I finally turned to my own childhood home and strode toward the front door. The home’s navy-colored siding with white Roman columns and green shutters was still the same. The two columns, though, had been recently painted. I could make out chips and bubbles near the bases; another cheap contractor my father had hired to save a couple of clams. To my father, it didn’t matter if things looked like shit, just as long as he could tell Mr. Willem he’d gotten a better deal than anybody else in neighborhood. He’d brag to any other old codger about a transaction he’d negotiated or a contractor he’d swindled. In the driveway was my father’s grey Mercedes and his even greyer BMW. My mother’s dusty Jaguar was parked behind them. The home looked like the entrance to some snooty country club and I immediately remembered why my childhood had all the charm of a cleft asshole.

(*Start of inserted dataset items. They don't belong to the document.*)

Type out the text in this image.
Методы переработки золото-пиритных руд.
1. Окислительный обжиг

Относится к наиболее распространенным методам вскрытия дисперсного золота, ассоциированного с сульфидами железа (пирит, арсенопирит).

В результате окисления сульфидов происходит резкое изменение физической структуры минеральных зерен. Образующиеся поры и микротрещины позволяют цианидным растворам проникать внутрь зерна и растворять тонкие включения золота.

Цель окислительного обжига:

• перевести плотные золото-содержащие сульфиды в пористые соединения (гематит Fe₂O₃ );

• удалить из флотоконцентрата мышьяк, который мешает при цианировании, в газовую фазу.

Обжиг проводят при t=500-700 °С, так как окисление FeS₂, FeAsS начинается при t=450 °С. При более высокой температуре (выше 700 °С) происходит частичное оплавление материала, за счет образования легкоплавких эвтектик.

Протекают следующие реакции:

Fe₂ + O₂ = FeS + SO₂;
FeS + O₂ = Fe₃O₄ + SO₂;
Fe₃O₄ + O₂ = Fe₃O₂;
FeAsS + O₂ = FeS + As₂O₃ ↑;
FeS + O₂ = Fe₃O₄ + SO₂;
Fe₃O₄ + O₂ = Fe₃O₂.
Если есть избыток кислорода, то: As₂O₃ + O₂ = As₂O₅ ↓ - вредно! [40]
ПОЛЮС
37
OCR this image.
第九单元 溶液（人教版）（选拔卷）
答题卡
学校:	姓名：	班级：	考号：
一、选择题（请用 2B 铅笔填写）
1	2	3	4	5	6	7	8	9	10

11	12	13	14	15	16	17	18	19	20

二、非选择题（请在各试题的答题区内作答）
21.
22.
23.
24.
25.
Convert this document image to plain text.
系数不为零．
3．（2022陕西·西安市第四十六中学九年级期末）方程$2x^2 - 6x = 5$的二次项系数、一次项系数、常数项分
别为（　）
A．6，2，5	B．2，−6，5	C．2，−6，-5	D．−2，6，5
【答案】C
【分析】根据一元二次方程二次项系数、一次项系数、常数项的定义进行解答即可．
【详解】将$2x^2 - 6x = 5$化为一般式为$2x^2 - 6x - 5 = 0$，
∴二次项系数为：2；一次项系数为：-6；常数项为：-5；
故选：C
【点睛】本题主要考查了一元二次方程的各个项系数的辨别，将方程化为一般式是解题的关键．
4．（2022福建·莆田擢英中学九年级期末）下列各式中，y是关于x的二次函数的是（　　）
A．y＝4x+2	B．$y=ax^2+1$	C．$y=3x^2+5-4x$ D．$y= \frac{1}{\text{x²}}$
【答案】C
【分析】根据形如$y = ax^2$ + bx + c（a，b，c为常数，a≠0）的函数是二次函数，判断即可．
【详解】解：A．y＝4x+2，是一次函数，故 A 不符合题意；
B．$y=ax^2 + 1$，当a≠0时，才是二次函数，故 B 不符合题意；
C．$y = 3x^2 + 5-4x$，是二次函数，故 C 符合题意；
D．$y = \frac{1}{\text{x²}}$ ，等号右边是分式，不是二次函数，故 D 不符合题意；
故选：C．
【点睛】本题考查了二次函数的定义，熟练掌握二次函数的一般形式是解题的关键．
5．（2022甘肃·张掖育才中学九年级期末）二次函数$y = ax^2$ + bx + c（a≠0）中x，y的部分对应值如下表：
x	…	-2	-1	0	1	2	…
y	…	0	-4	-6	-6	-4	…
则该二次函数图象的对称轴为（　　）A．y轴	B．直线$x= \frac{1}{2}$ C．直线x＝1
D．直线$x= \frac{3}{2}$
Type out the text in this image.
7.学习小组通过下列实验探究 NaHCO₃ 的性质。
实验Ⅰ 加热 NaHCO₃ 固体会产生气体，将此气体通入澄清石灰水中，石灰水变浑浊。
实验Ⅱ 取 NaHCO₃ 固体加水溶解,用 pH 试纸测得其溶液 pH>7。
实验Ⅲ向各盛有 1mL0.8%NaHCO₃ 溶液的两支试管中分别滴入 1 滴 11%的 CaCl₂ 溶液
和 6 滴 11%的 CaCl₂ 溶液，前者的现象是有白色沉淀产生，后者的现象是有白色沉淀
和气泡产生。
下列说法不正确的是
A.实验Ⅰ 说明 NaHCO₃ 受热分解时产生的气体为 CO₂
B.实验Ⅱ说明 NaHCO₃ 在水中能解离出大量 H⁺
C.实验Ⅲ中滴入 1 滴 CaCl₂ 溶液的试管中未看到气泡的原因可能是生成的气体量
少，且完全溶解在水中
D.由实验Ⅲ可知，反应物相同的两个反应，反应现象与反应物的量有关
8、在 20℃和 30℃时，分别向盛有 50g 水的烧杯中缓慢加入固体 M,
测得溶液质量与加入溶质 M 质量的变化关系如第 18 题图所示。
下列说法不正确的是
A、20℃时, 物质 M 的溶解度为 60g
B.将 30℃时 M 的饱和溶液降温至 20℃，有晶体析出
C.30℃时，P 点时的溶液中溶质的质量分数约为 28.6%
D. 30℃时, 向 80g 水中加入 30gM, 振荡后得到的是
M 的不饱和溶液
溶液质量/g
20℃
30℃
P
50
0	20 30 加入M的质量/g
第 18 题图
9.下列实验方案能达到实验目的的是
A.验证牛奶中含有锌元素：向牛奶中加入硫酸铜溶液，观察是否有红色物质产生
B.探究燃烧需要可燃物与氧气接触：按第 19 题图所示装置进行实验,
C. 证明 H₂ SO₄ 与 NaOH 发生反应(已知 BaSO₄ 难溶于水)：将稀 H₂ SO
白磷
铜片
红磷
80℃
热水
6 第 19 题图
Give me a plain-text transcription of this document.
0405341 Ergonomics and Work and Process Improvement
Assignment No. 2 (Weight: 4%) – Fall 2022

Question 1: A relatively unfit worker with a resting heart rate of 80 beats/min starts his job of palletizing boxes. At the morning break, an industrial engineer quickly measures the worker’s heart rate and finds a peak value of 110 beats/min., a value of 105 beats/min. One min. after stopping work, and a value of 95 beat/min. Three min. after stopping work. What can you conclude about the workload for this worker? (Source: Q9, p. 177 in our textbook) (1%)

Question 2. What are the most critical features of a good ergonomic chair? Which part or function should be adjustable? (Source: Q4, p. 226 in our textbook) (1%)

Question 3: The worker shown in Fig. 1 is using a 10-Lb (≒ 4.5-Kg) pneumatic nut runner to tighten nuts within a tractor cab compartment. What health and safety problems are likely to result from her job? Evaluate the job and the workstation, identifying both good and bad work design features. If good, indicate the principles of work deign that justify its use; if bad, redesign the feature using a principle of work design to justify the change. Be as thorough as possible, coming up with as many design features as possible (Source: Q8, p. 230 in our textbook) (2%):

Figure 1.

I was just about to open the door when it suddenly swung open. Standing there, her peppery hair done up in a tight bun, was my mother. I hadn’t seen her in over a year, but time had always been kind to my mother. Her skin was quite fair with nearly indistinguishable crow’s feet around the edges of her eyes. Her hair was greying at the temples but, otherwise, black throughout. There was a fragility to her—perhaps a result of mild osteoporosis. She always stood hunched over, brought on by years of pulling our dinners out of the oven or carrying my brother and me around. She was the world’s most attentive distant mother.
I set my blue duffel on the ground and she looked at me with glassy eyes that were almost uncomprehending. Finally, she glanced down at my feet and asked, “What happened to your bag?”
“It tore,” I said.
“How did that happen?”
“I don’t know.”
“You don’t know?”
“Somewhere between the airplane and baggage claim, I guess.”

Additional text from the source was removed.